Der große Erfolg, den Tezukas Cyborg-Geschichte bei ihrem Erscheinen hatte, trug zur Etablierung der Comics in Japan wesentlich bei: als Massenmedium und als eigenständige Ausdrucksform. Bis heute ist die Ästhetik der Mangas von dem dynamischen Tempo geprägt geblieben, in dem Tezuka seine frühen Bildergeschichten montierte. Er selbst hat diesen „filmischen“ Stil aus seiner Vorliebe für amerikanische Cartoonserien erklärt. Als Regisseur von Zeichentrickfilmen ist er seit den sechziger Jahren auch international erfolgreich gewesen. Seine eigene Adaption von „Tetsuwan Atom“ etwa lief als „Astro Boy“ auch im amerikanischen Fernsehen; die Serie „Jungle Taitei“ hat es als „Kimba, der weiße Löwe“ in den Siebzigern bis ins deutsche Vorabendprogramm geschafft.

Tezukas Wirken als Comic- Künstler hingegen ist außerhalb Japans fast unbekannt. Dabei hat er zeit seines 40jährigen Schaffens rund 150.000 Seiten gezeichnet, in fast allen Genres der populären Kultur: Sein Werk umfaßt Science- fiction- und Samurai-Comics, Kinder- und Tiergeschichten, schließlich Melodramen für Mädchen. Doch erst jetzt, zehn Jahre nach Tezukas Tod im Jahr 1989, liegen zwei seiner Serien in einer amerikanischen Übersetzung vor: „Black Jack“, eine Mischung aus Ärzte- Melodram und Science-fiction, und „Adolf“, ein voluminöses Historienepos aus Tezukas Spätwerk.

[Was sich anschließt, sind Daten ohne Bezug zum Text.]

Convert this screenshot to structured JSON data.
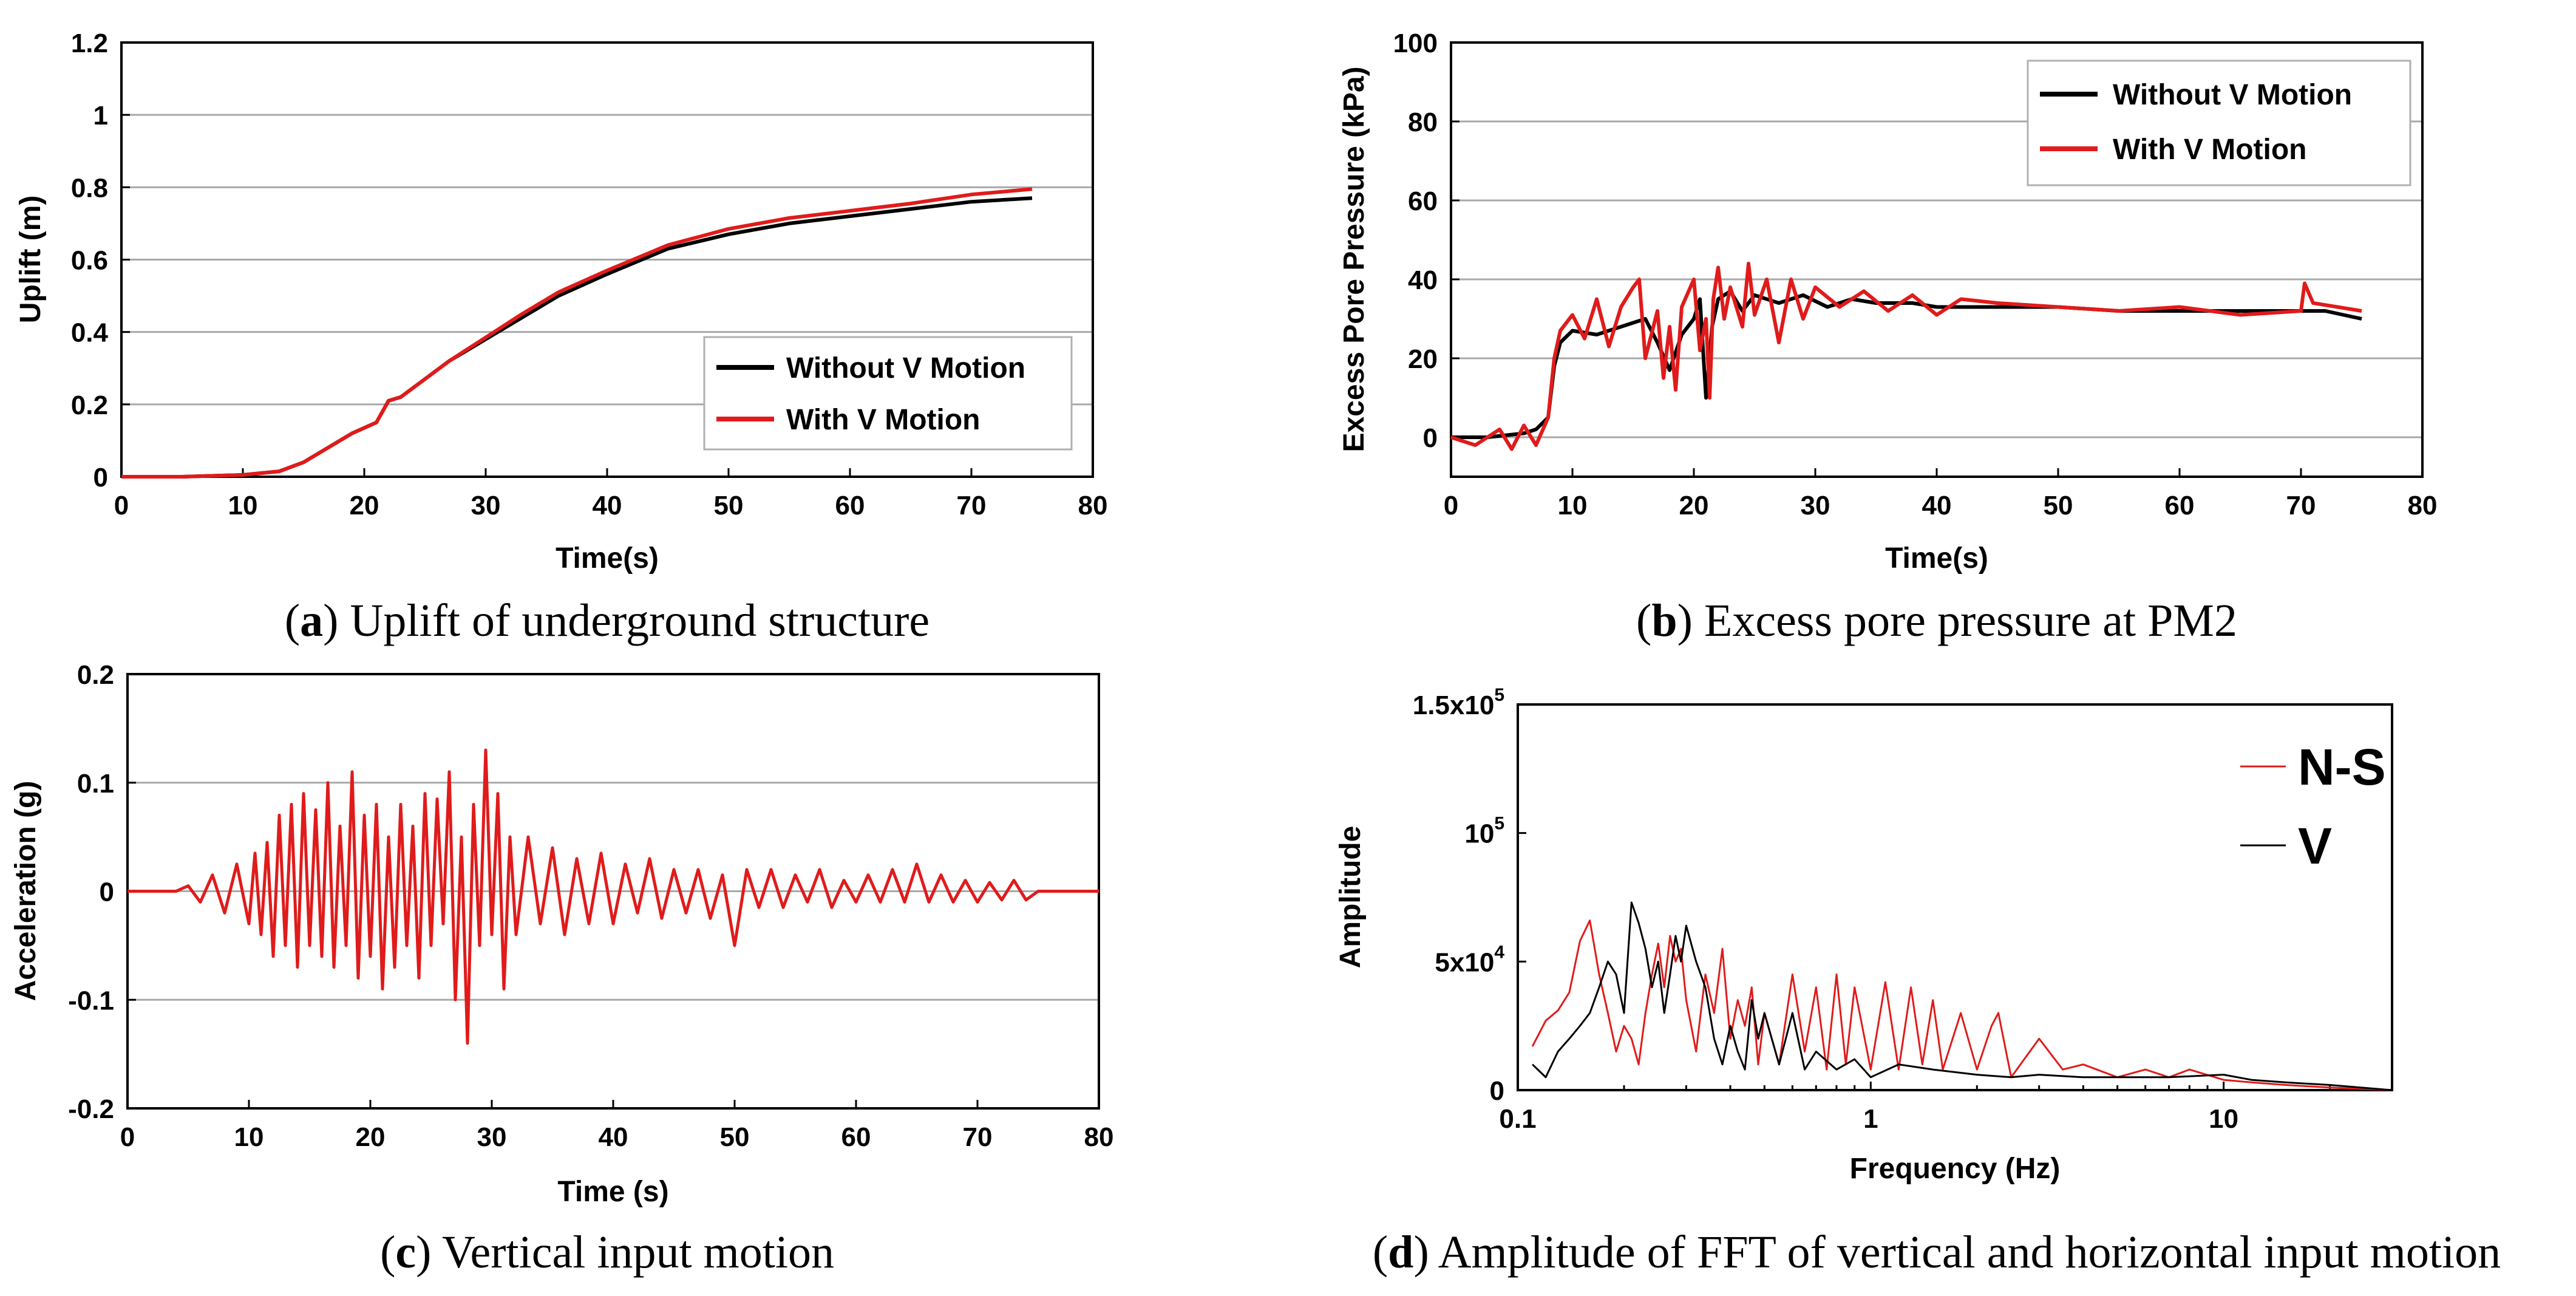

„Black Jack“ ist in den siebziger Jahren entstanden; sein heterogener Zeichenstil zeigt Tezukas Wandlung vom von Disney beeinflußten Cartoon-Zeichner für Kinder zum „erwachsenen“ Genreautor. Der Titelheld der Serie ist ein sinistrer Chirurg – ein Außenseiter in seiner Zunft, der ohne Lizenz operiert und mit phantastischen medizinischen Methoden arbeitet. Seit er seiner ersten Freundin wegen Gebärmutterkrebs das Geschlecht umgewandelt hat – sie lebt heute als androgyner Arzt auf einem Schiff –, ist er auch ein einsamer Mensch. Doch trotz des abweisenden Äußeren läßt er armen und traurigen Menschen viel Gutes angedeihen.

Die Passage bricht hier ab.